Ensuite, le transfert des missions des comités techniques départementaux (CTD) aux commissions départementales des baux ruraux (CCPDBR) n'est pas très pertinent : les CTD doivent statuer sur les demandes de travaux sur les terres louées. Elles examinent des situations individuelles. A l'inverse, la mission des CCPDBR est plutôt de définir la politique départementale des baux ruraux et non de régler des cas particuliers. Par ailleurs, ces commissions réunissent plus d'une douzaine de participants, contre six pour les CTD. Enfin, des conflits d'intérêt pourront être soulevés en cas de saisine ultérieure du tribunal paritaire des baux ruraux (TPBR) sur des litiges dont a eu à connaître la CCPDBR, dans la mesure où les membres de cette commission sont souvent les mêmes que ceux des tribunaux.
J'en viens maintenant à la partie sur le biocontrôle et les produits phytopharmaceutiques.

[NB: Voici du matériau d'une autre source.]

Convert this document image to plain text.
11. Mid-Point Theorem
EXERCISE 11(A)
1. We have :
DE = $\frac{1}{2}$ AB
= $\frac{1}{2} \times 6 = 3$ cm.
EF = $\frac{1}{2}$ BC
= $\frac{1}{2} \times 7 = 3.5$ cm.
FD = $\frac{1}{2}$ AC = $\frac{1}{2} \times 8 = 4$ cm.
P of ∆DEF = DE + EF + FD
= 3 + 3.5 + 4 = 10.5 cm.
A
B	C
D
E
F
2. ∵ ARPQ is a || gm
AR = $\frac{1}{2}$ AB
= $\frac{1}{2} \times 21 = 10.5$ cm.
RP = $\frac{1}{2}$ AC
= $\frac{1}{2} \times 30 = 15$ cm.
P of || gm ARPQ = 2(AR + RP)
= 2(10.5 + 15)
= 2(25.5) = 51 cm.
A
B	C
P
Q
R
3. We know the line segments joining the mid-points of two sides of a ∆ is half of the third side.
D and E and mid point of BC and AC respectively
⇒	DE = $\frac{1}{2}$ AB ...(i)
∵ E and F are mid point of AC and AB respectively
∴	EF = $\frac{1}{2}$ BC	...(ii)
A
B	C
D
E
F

Les articles 8 et 9 allègent les exigences qui pèsent sur les professionnels qui utilisent des techniques alternatives aux produits phytopharmaceutiques classiques, pour développer plus rapidement ces alternatives, en particulier le biocontrôle. Le biocontrôle a fait l'objet en 2014 d'une définition légale : il s'agit des « agents et produits utilisant des mécanismes naturels dans le cadre de la lutte intégrée contre les ennemis des cultures ». Quatre catégories de produits de biocontrôle sont identifiées aujourd'hui : les macro-organismes, qui font l'objet d'une réglementation spécifique ; les micro-organismes ; les médiateurs chimiques, comme les phéromones et les kairomones et, enfin, les substances naturelles d'origine végétale, animale ou minérale.
L'article 8 supprime l'exigence d'un agrément pour les entreprises qui assurent l'application de produits de biocontrôle ne faisant pas l'objet d'une classification ou de produits considérés comme des substances de base, comme la prêle.
L'article 9 supprime l'exigence d'un certiphyto pour les personnes physiques chargées de l'application de ces mêmes produits. Ces solutions paraissent sages : on ne va pas demander une formation de deux jours pour un salarié temporaire chargé de poser des pièges à pyrales, que l'on peut trouver aussi en jardinerie. Je proposerai donc sur les articles 8 et 9 une adoption en l'état, sous réserve de deux amendements purement rédactionnels.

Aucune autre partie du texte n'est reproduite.